Берман видел, что я пребываю в подавленном состоянии, мы много говорили с ним. Он вспоминал, как в его юности ходили легенды о сыворотке стимуляции, которая делала из людей живых марионеток для лидеров других фракций, и что именно из-за этого развязалась война между ними. Как бесстрашные убивали сначала отреченцев, а потом и друг друга, в том числе своих близких и друзей, и все это они делали бессознательно. Да, я знаю, что на меня воздействовал Оракул со своей программой выживания видов, но мне от этого не становилось легче. Я предал Люси, а вот это длительное заточение давало мне возможность обдумать все хорошенько.
— Нет смысла отказываться от того, кого любишь только из-за совершенной ошибки, да еще под воздействием, — говорил мне Берман. — То, что ты ее любишь, видно невооруженным глазом, а она любит тебя. Не выдумывай, парень!
— Я предал ее. Подвел ее отца. Меня никогда не примут в Бесстрашии, ведь я стал причиной смерти их близких…

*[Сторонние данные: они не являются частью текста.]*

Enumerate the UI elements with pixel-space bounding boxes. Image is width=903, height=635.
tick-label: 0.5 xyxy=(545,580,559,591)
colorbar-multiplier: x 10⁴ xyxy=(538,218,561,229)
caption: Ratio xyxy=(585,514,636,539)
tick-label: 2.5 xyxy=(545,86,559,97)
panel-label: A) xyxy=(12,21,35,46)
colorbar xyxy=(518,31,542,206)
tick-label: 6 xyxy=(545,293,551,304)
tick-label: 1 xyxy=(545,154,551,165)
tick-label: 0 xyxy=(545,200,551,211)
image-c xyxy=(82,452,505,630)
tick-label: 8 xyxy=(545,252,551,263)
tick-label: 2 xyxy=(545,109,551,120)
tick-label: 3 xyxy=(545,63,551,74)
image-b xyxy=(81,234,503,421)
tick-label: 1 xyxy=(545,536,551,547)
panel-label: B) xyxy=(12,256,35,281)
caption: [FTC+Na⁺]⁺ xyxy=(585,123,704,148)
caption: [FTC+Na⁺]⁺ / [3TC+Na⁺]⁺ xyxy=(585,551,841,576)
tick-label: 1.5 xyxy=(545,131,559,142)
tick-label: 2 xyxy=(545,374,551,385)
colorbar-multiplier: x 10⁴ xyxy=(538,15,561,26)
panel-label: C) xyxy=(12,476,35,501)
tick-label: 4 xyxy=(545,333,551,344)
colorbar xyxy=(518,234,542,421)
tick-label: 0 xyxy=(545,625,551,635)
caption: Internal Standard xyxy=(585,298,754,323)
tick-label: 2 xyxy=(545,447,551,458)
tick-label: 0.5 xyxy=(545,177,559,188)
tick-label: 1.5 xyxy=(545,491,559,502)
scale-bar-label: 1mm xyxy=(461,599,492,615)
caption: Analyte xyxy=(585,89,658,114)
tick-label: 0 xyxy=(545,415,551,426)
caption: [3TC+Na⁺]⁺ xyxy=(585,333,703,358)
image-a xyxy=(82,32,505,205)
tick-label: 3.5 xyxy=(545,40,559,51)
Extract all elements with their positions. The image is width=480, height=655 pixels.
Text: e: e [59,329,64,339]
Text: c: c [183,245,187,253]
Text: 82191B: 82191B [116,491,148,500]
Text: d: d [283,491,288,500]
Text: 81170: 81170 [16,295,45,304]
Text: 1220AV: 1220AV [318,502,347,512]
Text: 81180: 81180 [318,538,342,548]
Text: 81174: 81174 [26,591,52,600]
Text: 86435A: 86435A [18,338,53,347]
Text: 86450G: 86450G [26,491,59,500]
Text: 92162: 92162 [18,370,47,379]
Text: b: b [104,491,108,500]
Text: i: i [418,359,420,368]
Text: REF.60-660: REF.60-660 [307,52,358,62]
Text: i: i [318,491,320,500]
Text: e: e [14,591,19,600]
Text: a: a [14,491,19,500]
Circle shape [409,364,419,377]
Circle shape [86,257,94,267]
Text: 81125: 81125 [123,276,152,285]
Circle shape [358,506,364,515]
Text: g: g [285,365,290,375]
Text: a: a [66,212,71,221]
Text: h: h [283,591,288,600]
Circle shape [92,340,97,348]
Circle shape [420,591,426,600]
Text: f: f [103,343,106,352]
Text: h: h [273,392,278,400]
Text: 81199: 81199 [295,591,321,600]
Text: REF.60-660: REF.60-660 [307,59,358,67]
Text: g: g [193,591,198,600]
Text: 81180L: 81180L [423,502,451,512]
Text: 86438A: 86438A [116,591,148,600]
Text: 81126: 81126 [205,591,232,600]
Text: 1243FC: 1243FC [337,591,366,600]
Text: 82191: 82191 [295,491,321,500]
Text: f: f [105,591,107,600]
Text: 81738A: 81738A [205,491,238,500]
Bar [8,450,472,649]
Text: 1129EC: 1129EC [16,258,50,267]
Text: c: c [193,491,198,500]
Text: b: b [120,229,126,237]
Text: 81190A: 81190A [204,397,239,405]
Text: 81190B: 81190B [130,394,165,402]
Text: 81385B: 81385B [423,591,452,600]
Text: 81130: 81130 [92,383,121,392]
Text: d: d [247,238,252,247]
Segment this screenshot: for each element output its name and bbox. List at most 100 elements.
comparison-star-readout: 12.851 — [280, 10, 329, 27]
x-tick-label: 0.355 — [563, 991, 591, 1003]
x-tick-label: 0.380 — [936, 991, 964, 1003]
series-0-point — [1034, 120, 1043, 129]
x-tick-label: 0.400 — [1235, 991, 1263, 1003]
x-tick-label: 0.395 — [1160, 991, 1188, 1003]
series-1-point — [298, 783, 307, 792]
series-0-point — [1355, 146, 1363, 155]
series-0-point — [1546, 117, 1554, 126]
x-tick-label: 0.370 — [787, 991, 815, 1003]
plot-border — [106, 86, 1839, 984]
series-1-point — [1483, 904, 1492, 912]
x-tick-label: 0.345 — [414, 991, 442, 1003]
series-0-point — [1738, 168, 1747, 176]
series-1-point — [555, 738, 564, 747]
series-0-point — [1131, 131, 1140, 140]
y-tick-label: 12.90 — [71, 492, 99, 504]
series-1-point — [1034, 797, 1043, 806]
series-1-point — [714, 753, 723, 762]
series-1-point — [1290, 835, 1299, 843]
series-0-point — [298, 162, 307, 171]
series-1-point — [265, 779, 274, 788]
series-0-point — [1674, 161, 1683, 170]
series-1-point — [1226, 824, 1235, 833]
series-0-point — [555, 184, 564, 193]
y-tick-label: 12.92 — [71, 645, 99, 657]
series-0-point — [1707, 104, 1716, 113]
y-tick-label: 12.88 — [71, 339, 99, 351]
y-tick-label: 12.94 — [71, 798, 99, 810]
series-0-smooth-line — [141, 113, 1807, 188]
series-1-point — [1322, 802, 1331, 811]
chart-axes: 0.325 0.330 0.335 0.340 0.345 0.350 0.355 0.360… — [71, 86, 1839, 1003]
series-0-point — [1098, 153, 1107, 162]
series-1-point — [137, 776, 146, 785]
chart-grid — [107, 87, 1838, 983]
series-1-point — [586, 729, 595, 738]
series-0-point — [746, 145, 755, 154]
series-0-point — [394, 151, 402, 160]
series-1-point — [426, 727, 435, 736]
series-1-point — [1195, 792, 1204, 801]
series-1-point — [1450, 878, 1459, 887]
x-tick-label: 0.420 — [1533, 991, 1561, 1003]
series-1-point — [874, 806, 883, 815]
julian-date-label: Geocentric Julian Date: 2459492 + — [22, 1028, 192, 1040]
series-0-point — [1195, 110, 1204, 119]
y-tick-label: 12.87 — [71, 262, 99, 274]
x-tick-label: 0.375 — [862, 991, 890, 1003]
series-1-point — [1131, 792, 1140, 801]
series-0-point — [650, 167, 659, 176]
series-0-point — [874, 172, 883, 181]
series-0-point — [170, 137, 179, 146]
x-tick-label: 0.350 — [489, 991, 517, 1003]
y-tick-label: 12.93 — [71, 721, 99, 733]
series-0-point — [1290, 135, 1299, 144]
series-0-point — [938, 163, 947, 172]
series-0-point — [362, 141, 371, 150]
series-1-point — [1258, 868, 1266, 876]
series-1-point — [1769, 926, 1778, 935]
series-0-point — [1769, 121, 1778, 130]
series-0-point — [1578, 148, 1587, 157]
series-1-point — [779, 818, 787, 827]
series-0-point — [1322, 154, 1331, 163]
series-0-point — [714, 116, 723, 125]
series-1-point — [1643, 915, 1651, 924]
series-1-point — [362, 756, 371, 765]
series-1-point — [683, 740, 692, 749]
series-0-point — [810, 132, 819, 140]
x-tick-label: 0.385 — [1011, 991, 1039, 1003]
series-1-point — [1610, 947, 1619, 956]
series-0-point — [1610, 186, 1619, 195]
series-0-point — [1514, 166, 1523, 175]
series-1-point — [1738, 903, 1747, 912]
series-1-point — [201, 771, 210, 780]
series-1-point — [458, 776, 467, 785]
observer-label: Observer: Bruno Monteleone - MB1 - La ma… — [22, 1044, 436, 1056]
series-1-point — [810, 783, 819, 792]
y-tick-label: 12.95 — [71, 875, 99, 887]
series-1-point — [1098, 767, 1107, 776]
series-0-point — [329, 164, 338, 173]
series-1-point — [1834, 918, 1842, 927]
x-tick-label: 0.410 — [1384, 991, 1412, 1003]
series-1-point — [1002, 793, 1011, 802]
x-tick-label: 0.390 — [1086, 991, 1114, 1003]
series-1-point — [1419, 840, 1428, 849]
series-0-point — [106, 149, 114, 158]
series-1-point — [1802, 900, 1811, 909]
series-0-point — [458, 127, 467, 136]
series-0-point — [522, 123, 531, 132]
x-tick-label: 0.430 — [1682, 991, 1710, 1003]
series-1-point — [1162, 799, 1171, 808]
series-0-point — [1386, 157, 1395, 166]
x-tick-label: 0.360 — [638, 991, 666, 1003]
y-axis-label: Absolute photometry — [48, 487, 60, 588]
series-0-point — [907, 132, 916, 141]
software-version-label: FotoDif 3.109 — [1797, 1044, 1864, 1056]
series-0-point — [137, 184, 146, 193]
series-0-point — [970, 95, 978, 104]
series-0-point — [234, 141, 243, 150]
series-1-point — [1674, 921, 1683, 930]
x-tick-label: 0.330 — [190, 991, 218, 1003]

— Оракул стал причиной их гибели, — убеждал меня Энди. — И все это понимают. То, что тебя использовали втемную, неудивительно, потому что не всегда можно добиться своего силой. Кто больше знает, тот и управляет. Ты мне сам рассказывал, что все те, кто отправлялся в города, не возвращались, а ты вернулся. Значит, их план сработал. На то и был расчет.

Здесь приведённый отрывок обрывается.